The Mundane World is boring.
Harry Potter is not thrilled to be living under the staircase on Privet Drive. Dorothy does not enjoy living on a Kansas farm. Luke Skywalker hates the drudgery of living on his desert planet. It’s not hard to feel sympathy for these poor soon-to-be-heroes.
However, it is important to realise that the boring-ness is 100% subjective. It’s easy to imagine plenty of children who’d jump at the chance of growing up on a farm. In fact, I know some adults who would love it. It’s just not right for Dorothy. What about life on an island where you fight dragons (successfully) on a regular basis? Hardly sounds boring, but Hiccup had zero interest in that life in “How To Train Your Dragon”.
The Mundane World is not a place, it’s a state of mind.
My most recent Mundane World was working in an administrative role at a camp. I was doing work that I loved with people I loved. I had a great salary with a rent free house on 500 acres – with a lake. I could go horse riding, canoeing, or rock climbing whenever I wanted to. But that life was not motivating me any more and it wasn’t creating change in me. It had become mundane.
The entire time I was at camp, people regularly asked me how I could possibly have decided to move from Australia to Michigan. Australia is a world of dreams for many Americans. It was a place of nightmares to me. While staying in a vineyard in France on the coast of the Mediterranean a local girl asked me how I could think her home was so amazing when I’d grown up in Australia. I knew why she asked because I’d asked it myself eleven years before.

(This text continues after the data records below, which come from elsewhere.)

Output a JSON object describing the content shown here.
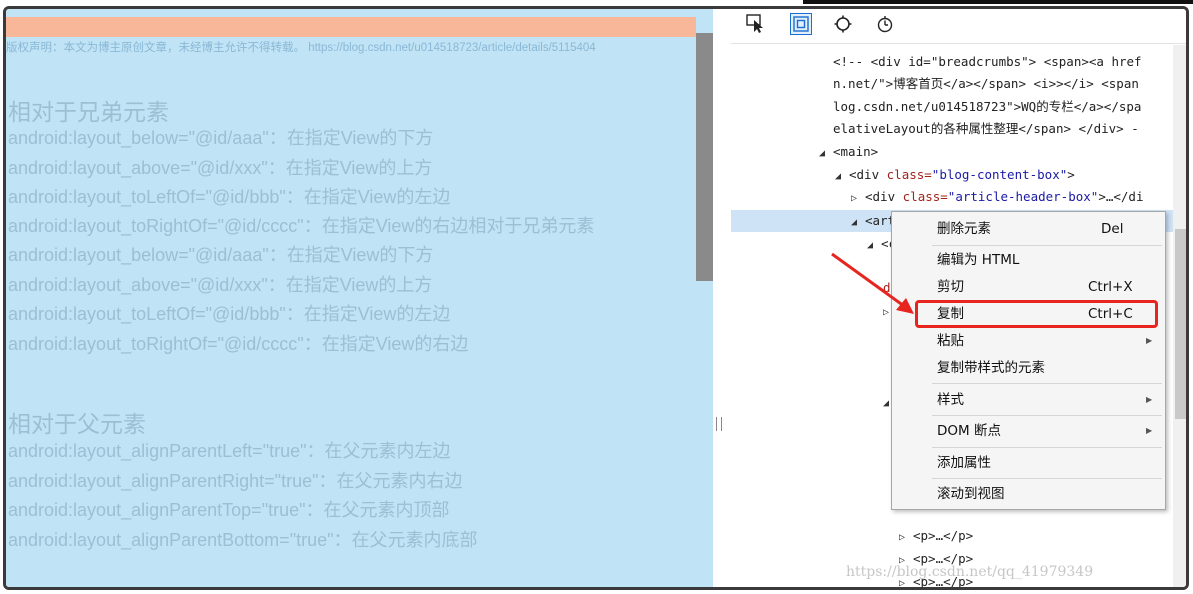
{
  "page": {
    "notice": "版权声明：本文为博主原创文章，未经博主允许不得转载。 https://blog.csdn.net/u014518723/article/details/5115404",
    "section1_heading": "相对于兄弟元素",
    "section1_lines": [
      "android:layout_below=\"@id/aaa\"：在指定View的下方",
      "android:layout_above=\"@id/xxx\"：在指定View的上方",
      "android:layout_toLeftOf=\"@id/bbb\"：在指定View的左边",
      "android:layout_toRightOf=\"@id/cccc\"：在指定View的右边相对于兄弟元素",
      "android:layout_below=\"@id/aaa\"：在指定View的下方",
      "android:layout_above=\"@id/xxx\"：在指定View的上方",
      "android:layout_toLeftOf=\"@id/bbb\"：在指定View的左边",
      "android:layout_toRightOf=\"@id/cccc\"：在指定View的右边"
    ],
    "section2_heading": "相对于父元素",
    "section2_lines": [
      "android:layout_alignParentLeft=\"true\"：在父元素内左边",
      "android:layout_alignParentRight=\"true\"：在父元素内右边",
      "android:layout_alignParentTop=\"true\"：在父元素内顶部",
      "android:layout_alignParentBottom=\"true\"：在父元素内底部"
    ]
  },
  "devtools": {
    "dom": {
      "l1": "<!-- <div id=\"breadcrumbs\"> <span><a href",
      "l2": "n.net/\">博客首页</a></span> <i>></i> <span",
      "l3": "log.csdn.net/u014518723\">WQ的专栏</a></spa",
      "l4": "elativeLayout的各种属性整理</span> </div> -",
      "main_tag": "<main>",
      "div_open": "<div ",
      "class_attr": "class=",
      "blog_box_val": "\"blog-content-box\"",
      "close_gt": ">",
      "article_header_val": "\"article-header-box\"",
      "collapsed_tail": ">…</di",
      "article_tag": "<arti",
      "frag_c": "<c",
      "frag_s": "s\"",
      "frag_da": "da",
      "p_line": "<p>…</p>"
    }
  },
  "context_menu": {
    "items": [
      {
        "label": "删除元素",
        "shortcut": "Del"
      },
      {
        "label": "编辑为 HTML",
        "shortcut": ""
      },
      {
        "label": "剪切",
        "shortcut": "Ctrl+X"
      },
      {
        "label": "复制",
        "shortcut": "Ctrl+C"
      },
      {
        "label": "粘贴",
        "shortcut": ""
      },
      {
        "label": "复制带样式的元素",
        "shortcut": ""
      },
      {
        "label": "样式",
        "shortcut": ""
      },
      {
        "label": "DOM 断点",
        "shortcut": ""
      },
      {
        "label": "添加属性",
        "shortcut": ""
      },
      {
        "label": "滚动到视图",
        "shortcut": ""
      }
    ]
  },
  "watermark": "https://blog.csdn.net/qq_41979349",
  "colors": {
    "page_bg": "#c0e3f5",
    "highlight_bar": "#f9b79a",
    "annotation_red": "#e8241e",
    "selected_row": "#cfe3f7"
  }
}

When I arrived in New York City for my orientation to American life through the camp program, I was part of a group of forty Australians. The twenty male Australians all fell in love with a Swiss girl named Petra on that first night. I managed to get up the courage to talk to her and was rewarded with an invitation to stay with her if I ever visited Switzerland. Fast forward two years and I was picked up at the train station by Petra and her boyfriend (curses!) and driven through the Alps. I’d never seen mountains before and here I was having lunch surrounded by them. I said, “You must walk around looking up all the time – it’s so beautiful.” I was answered with, “Oh, we don’t notice them.” Later that week I went out to a bar and sat with a dozen Swiss supermodels (or so they seemed to me). They had all fled the country at some point to find adventure and to escape the boredom. “Why would you want to go to Australia when you are living in the middle of Europe in the mountains?” Now I know.
Your Mundane World is yours.
The fact is, if you make it known that you want a change, people are going to tell you how good you have it. They’re not you and they’re unlikely to be living in that same world. Even if they appear to be in the same world, they’re not experiencing it the way you are.
If you need to leave your Mundane World, look for a Call to Adventure and take off. Don’t look for support from those you’re leaving behind. Look for the change makers ahead of you.
Share an example of when your Mundane World seemed non-mundane to others. If there isn’t one you can think of, share an example from a movie or book.